Ibu yang dimaksud Kia adalah para chef dan Mbak adalah para babby sitternya sejak dia lahir hingga berumur delapan tahun. Karena mereka tahu sejak kecil dia itu tidak pernah disentuh oleh Shafa, sehingga mereka yang memeluk dan mendidik Kia.
Dari mereka lah Kia menjadi pintar masak dan segala macam pekerjaan perempuan, tidak seperti Amira yang bahkan jenis bumbu saja tidak tahu sama sekali.
Walau banyak orang bilang zaman sekarang perempuan itu nggak perlu masak. Tinggal modal ponsel pesan apa pun yang diinginkan. Tapi tentu saja kepuasan batin itu tak bisa dibeli oleh apa pun. Dengan masak Kia bisa berkreasi dan mengekspresikan diri.
“Kakak kenapa tiba-tiba datang ke Jakarta? Bukankah sekarang lagi ekplorasi tambang baru?
“Kakak sudah mundur dari tambang,” jawab Alkaff datar.
“Ada apa Kak?” tanya Kia. Hanya pada Kia Alkaff mau berbagi cerita.
“Papa sudah nggak waras,” jawab Alkaff keqi.

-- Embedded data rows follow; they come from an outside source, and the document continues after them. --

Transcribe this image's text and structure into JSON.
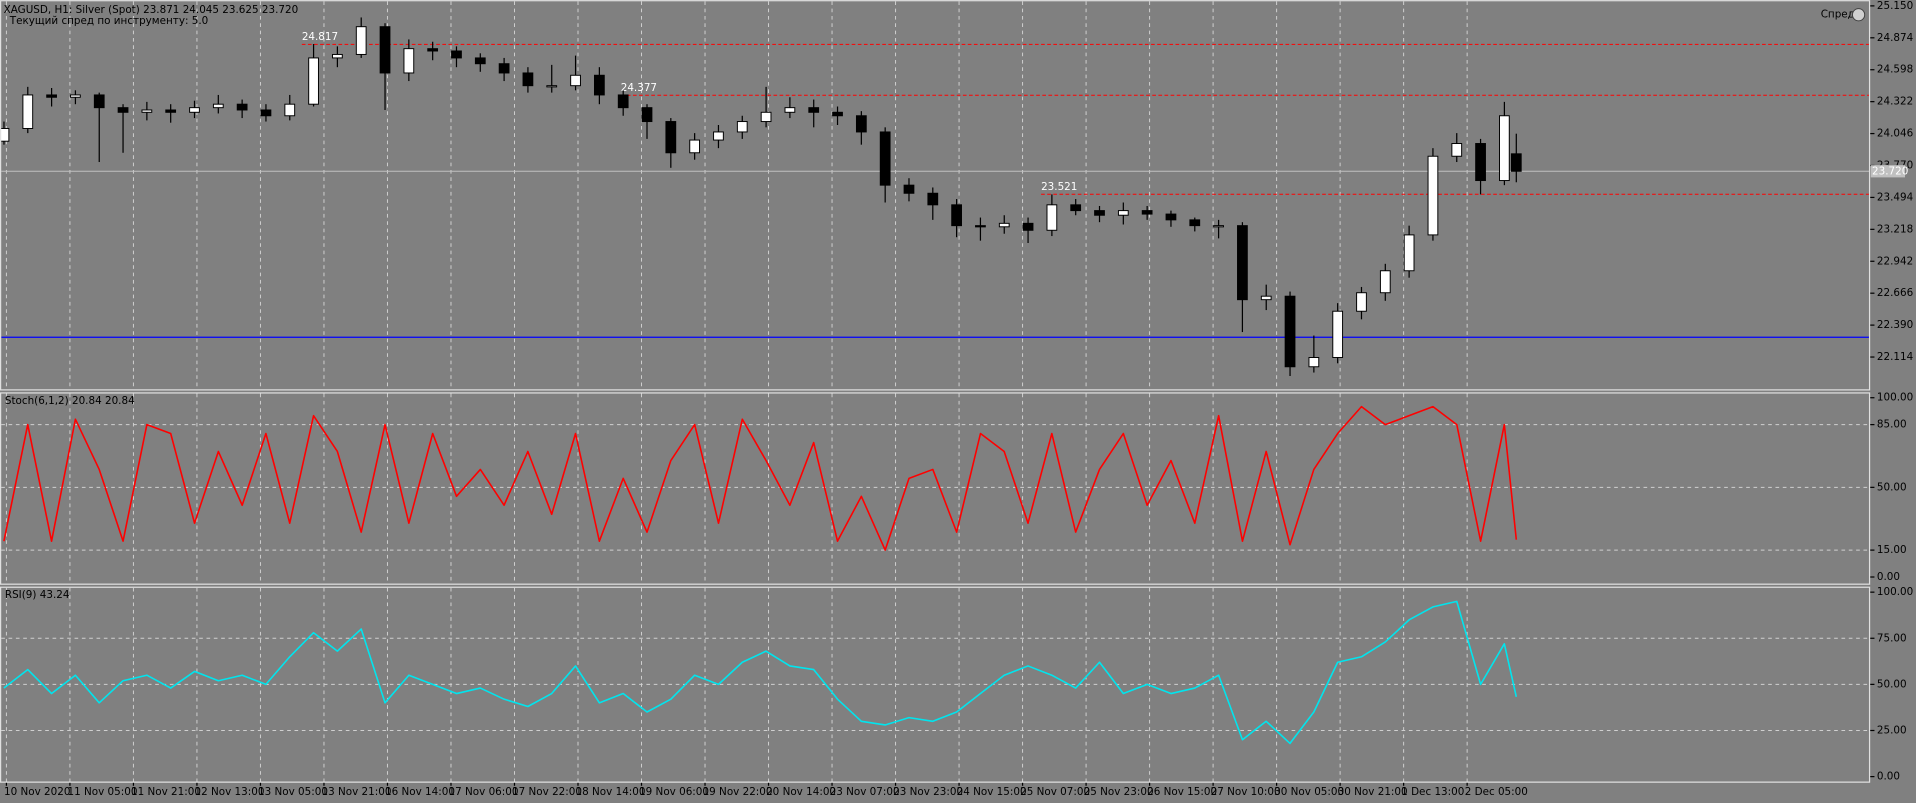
{
  "chart_data": [
    {
      "type": "candlestick",
      "title": "XAGUSD, H1:  Silver (Spot)  23.871 24.045 23.625 23.720",
      "subtitle": "Текущий спред по инструменту: 5.0",
      "button": "Спред",
      "x": [
        0,
        6,
        12,
        18,
        24,
        30,
        36,
        42,
        48,
        54,
        60,
        66,
        72,
        78,
        84,
        90,
        96,
        102,
        108,
        114,
        120,
        126,
        132,
        138,
        144,
        150,
        156,
        162,
        168,
        174,
        180,
        186,
        192,
        198,
        204,
        210,
        216,
        222,
        228,
        234,
        240,
        246,
        252,
        258,
        264,
        270,
        276,
        282,
        288,
        294,
        300,
        306,
        312,
        318,
        324,
        330,
        336,
        342,
        348,
        354,
        360,
        366,
        372,
        378,
        381
      ],
      "ohlc": [
        [
          23.98,
          24.15,
          23.95,
          24.09
        ],
        [
          24.09,
          24.45,
          24.05,
          24.38
        ],
        [
          24.38,
          24.44,
          24.28,
          24.36
        ],
        [
          24.36,
          24.42,
          24.3,
          24.38
        ],
        [
          24.38,
          24.4,
          23.8,
          24.27
        ],
        [
          24.27,
          24.3,
          23.88,
          24.23
        ],
        [
          24.23,
          24.32,
          24.16,
          24.25
        ],
        [
          24.25,
          24.3,
          24.14,
          24.23
        ],
        [
          24.23,
          24.33,
          24.18,
          24.27
        ],
        [
          24.27,
          24.38,
          24.22,
          24.3
        ],
        [
          24.3,
          24.34,
          24.18,
          24.25
        ],
        [
          24.25,
          24.3,
          24.15,
          24.2
        ],
        [
          24.2,
          24.38,
          24.16,
          24.3
        ],
        [
          24.3,
          24.82,
          24.28,
          24.7
        ],
        [
          24.7,
          24.8,
          24.62,
          24.73
        ],
        [
          24.73,
          25.05,
          24.7,
          24.97
        ],
        [
          24.97,
          25.0,
          24.25,
          24.57
        ],
        [
          24.57,
          24.86,
          24.5,
          24.78
        ],
        [
          24.78,
          24.84,
          24.68,
          24.76
        ],
        [
          24.76,
          24.8,
          24.62,
          24.7
        ],
        [
          24.7,
          24.74,
          24.58,
          24.65
        ],
        [
          24.65,
          24.7,
          24.5,
          24.57
        ],
        [
          24.57,
          24.62,
          24.4,
          24.46
        ],
        [
          24.46,
          24.64,
          24.4,
          24.46
        ],
        [
          24.46,
          24.72,
          24.42,
          24.55
        ],
        [
          24.55,
          24.62,
          24.3,
          24.38
        ],
        [
          24.38,
          24.42,
          24.2,
          24.27
        ],
        [
          24.27,
          24.3,
          24.0,
          24.15
        ],
        [
          24.15,
          24.18,
          23.75,
          23.88
        ],
        [
          23.88,
          24.05,
          23.82,
          23.99
        ],
        [
          23.99,
          24.12,
          23.92,
          24.06
        ],
        [
          24.06,
          24.2,
          24.0,
          24.15
        ],
        [
          24.15,
          24.45,
          24.1,
          24.23
        ],
        [
          24.23,
          24.36,
          24.18,
          24.27
        ],
        [
          24.27,
          24.34,
          24.1,
          24.23
        ],
        [
          24.23,
          24.28,
          24.12,
          24.2
        ],
        [
          24.2,
          24.24,
          23.95,
          24.06
        ],
        [
          24.06,
          24.1,
          23.45,
          23.6
        ],
        [
          23.6,
          23.66,
          23.46,
          23.53
        ],
        [
          23.53,
          23.58,
          23.3,
          23.43
        ],
        [
          23.43,
          23.48,
          23.15,
          23.25
        ],
        [
          23.25,
          23.32,
          23.12,
          23.24
        ],
        [
          23.24,
          23.34,
          23.18,
          23.27
        ],
        [
          23.27,
          23.32,
          23.1,
          23.21
        ],
        [
          23.21,
          23.52,
          23.16,
          23.43
        ],
        [
          23.43,
          23.48,
          23.34,
          23.38
        ],
        [
          23.38,
          23.42,
          23.28,
          23.34
        ],
        [
          23.34,
          23.45,
          23.26,
          23.38
        ],
        [
          23.38,
          23.42,
          23.3,
          23.35
        ],
        [
          23.35,
          23.38,
          23.24,
          23.3
        ],
        [
          23.3,
          23.32,
          23.2,
          23.25
        ],
        [
          23.25,
          23.3,
          23.14,
          23.25
        ],
        [
          23.25,
          23.28,
          22.33,
          22.61
        ],
        [
          22.61,
          22.74,
          22.52,
          22.64
        ],
        [
          22.64,
          22.68,
          21.95,
          22.03
        ],
        [
          22.03,
          22.3,
          21.98,
          22.11
        ],
        [
          22.11,
          22.58,
          22.06,
          22.51
        ],
        [
          22.51,
          22.72,
          22.44,
          22.67
        ],
        [
          22.67,
          22.92,
          22.6,
          22.86
        ],
        [
          22.86,
          23.25,
          22.8,
          23.17
        ],
        [
          23.17,
          23.92,
          23.12,
          23.85
        ],
        [
          23.85,
          24.05,
          23.8,
          23.96
        ],
        [
          23.96,
          24.0,
          23.52,
          23.64
        ],
        [
          23.64,
          24.32,
          23.6,
          24.2
        ],
        [
          23.871,
          24.045,
          23.625,
          23.72
        ]
      ],
      "bull_color": "#ffffff",
      "bear_color": "#000000",
      "wick_color": "#000000",
      "xlim": [
        -1,
        470
      ],
      "xticks": [
        {
          "value": 0,
          "label": "10 Nov 2020"
        },
        {
          "value": 16,
          "label": "11 Nov 05:00"
        },
        {
          "value": 32,
          "label": "11 Nov 21:00"
        },
        {
          "value": 48,
          "label": "12 Nov 13:00"
        },
        {
          "value": 64,
          "label": "13 Nov 05:00"
        },
        {
          "value": 80,
          "label": "13 Nov 21:00"
        },
        {
          "value": 96,
          "label": "16 Nov 14:00"
        },
        {
          "value": 112,
          "label": "17 Nov 06:00"
        },
        {
          "value": 128,
          "label": "17 Nov 22:00"
        },
        {
          "value": 144,
          "label": "18 Nov 14:00"
        },
        {
          "value": 160,
          "label": "19 Nov 06:00"
        },
        {
          "value": 176,
          "label": "19 Nov 22:00"
        },
        {
          "value": 192,
          "label": "20 Nov 14:00"
        },
        {
          "value": 208,
          "label": "23 Nov 07:00"
        },
        {
          "value": 224,
          "label": "23 Nov 23:00"
        },
        {
          "value": 240,
          "label": "24 Nov 15:00"
        },
        {
          "value": 256,
          "label": "25 Nov 07:00"
        },
        {
          "value": 272,
          "label": "25 Nov 23:00"
        },
        {
          "value": 288,
          "label": "26 Nov 15:00"
        },
        {
          "value": 304,
          "label": "27 Nov 10:00"
        },
        {
          "value": 320,
          "label": "30 Nov 05:00"
        },
        {
          "value": 336,
          "label": "30 Nov 21:00"
        },
        {
          "value": 352,
          "label": "1 Dec 13:00"
        },
        {
          "value": 368,
          "label": "2 Dec 05:00"
        }
      ],
      "ylim": [
        21.83,
        25.2
      ],
      "yticks": [
        {
          "value": 25.15,
          "label": "25.150"
        },
        {
          "value": 24.874,
          "label": "24.874"
        },
        {
          "value": 24.598,
          "label": "24.598"
        },
        {
          "value": 24.322,
          "label": "24.322"
        },
        {
          "value": 24.046,
          "label": "24.046"
        },
        {
          "value": 23.77,
          "label": "23.770"
        },
        {
          "value": 23.494,
          "label": "23.494"
        },
        {
          "value": 23.218,
          "label": "23.218"
        },
        {
          "value": 22.942,
          "label": "22.942"
        },
        {
          "value": 22.666,
          "label": "22.666"
        },
        {
          "value": 22.39,
          "label": "22.390"
        },
        {
          "value": 22.114,
          "label": "22.114"
        }
      ],
      "levels": [
        24.817,
        24.377,
        23.521
      ],
      "level_color": "#ff0000",
      "support": 22.285,
      "support_color": "#0000ff",
      "current_price": {
        "value": 23.72,
        "label": "23.720"
      },
      "grid": "x"
    },
    {
      "type": "line",
      "series": [
        {
          "name": "Stoch(6,1,2)",
          "color": "#ff0000",
          "values": [
            20,
            85,
            20,
            88,
            60,
            20,
            85,
            80,
            30,
            70,
            40,
            80,
            30,
            90,
            70,
            25,
            85,
            30,
            80,
            45,
            60,
            40,
            70,
            35,
            80,
            20,
            55,
            25,
            65,
            85,
            30,
            88,
            65,
            40,
            75,
            20,
            45,
            15,
            55,
            60,
            25,
            80,
            70,
            30,
            80,
            25,
            60,
            80,
            40,
            65,
            30,
            90,
            20,
            70,
            18,
            60,
            80,
            95,
            85,
            90,
            95,
            85,
            20,
            85,
            20.84
          ]
        }
      ],
      "ylim": [
        -4,
        103
      ],
      "yticks": [
        {
          "value": 100,
          "label": "100.00"
        },
        {
          "value": 85,
          "label": "85.00"
        },
        {
          "value": 50,
          "label": "50.00"
        },
        {
          "value": 15,
          "label": "15.00"
        },
        {
          "value": 0,
          "label": "0.00"
        }
      ],
      "grid": "both"
    },
    {
      "type": "line",
      "series": [
        {
          "name": "RSI(9)",
          "color": "#00e5ee",
          "values": [
            48,
            58,
            45,
            55,
            40,
            52,
            55,
            48,
            57,
            52,
            55,
            50,
            65,
            78,
            68,
            80,
            40,
            55,
            50,
            45,
            48,
            42,
            38,
            45,
            60,
            40,
            45,
            35,
            42,
            55,
            50,
            62,
            68,
            60,
            58,
            42,
            30,
            28,
            32,
            30,
            35,
            45,
            55,
            60,
            55,
            48,
            62,
            45,
            50,
            45,
            48,
            55,
            20,
            30,
            18,
            35,
            62,
            65,
            73,
            85,
            92,
            95,
            50,
            72,
            43.24
          ]
        }
      ],
      "ylim": [
        -3,
        103
      ],
      "yticks": [
        {
          "value": 100,
          "label": "100.00"
        },
        {
          "value": 75,
          "label": "75.00"
        },
        {
          "value": 50,
          "label": "50.00"
        },
        {
          "value": 25,
          "label": "25.00"
        },
        {
          "value": 0,
          "label": "0.00"
        }
      ],
      "grid": "both"
    }
  ]
}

“Bukannya sejak dulu dia nggak waras?” jawab Kia lebih kejam. Karena memang sejak dulu papa mereka tak waras.
“Ya benar. Sejak dulu dia nggak waras. Kakak suruh pegang pabrik kosmetik kita di Cibitung, sedang pabrik itu kamu tahu sendiri kan dipegang kak Mira.”

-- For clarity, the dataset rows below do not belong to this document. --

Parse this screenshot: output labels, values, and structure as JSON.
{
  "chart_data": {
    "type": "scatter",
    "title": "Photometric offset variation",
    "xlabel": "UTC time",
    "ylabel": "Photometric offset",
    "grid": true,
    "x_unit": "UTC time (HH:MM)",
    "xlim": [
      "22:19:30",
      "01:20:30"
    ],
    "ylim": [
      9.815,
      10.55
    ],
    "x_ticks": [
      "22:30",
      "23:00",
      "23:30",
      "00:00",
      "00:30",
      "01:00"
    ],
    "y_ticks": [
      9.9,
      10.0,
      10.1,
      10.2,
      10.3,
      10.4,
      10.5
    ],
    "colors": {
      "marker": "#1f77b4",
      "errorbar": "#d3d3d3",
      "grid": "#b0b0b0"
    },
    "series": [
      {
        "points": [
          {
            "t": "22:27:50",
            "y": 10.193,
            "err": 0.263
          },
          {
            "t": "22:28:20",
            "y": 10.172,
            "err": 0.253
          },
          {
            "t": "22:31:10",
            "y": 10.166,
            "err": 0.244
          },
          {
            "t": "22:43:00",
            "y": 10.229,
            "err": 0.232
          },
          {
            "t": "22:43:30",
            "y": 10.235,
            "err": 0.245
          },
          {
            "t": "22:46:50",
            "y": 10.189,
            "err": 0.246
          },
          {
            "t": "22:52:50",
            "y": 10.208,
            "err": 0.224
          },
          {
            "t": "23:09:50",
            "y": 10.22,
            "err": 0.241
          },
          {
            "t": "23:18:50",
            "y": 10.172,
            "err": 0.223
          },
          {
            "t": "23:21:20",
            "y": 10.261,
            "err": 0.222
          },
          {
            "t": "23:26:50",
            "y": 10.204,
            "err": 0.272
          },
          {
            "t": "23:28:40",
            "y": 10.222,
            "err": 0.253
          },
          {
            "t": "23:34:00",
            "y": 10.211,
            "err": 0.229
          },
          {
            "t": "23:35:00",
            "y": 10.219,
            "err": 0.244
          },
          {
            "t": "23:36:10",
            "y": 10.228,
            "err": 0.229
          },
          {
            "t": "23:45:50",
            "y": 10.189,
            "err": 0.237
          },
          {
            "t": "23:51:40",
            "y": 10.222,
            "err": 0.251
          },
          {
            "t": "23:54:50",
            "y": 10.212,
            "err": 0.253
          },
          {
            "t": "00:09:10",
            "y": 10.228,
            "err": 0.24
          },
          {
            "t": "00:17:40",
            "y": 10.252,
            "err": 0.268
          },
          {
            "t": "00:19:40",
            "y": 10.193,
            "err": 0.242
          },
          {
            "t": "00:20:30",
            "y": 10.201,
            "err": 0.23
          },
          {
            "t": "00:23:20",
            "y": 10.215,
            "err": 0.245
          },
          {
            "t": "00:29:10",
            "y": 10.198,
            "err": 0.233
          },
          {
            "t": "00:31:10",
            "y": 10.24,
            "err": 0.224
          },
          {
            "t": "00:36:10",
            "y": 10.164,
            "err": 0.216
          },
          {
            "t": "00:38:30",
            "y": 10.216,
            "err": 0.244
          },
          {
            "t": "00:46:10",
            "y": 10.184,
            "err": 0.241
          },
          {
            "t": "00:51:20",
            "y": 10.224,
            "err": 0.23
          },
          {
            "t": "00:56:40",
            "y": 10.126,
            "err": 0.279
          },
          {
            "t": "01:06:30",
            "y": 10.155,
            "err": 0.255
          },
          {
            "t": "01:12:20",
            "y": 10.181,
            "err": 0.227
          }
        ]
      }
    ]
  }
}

“Aku bilang sama papa kenapa posisi CEO tambang kosong setelah kamu menolak bukan kakak saja yang diangkat di sana? Kakak tetap manager perbekalan. Kenapa dia membedakan Kakak dengan kamu, juga dengan Mira,” jelas Alkaff.
“Apa papa pikir kamu lebih hebat dari aku?” Dia tak takut Kia marah karena mengatakan soal jabatan CEO yang diincar Alkaff.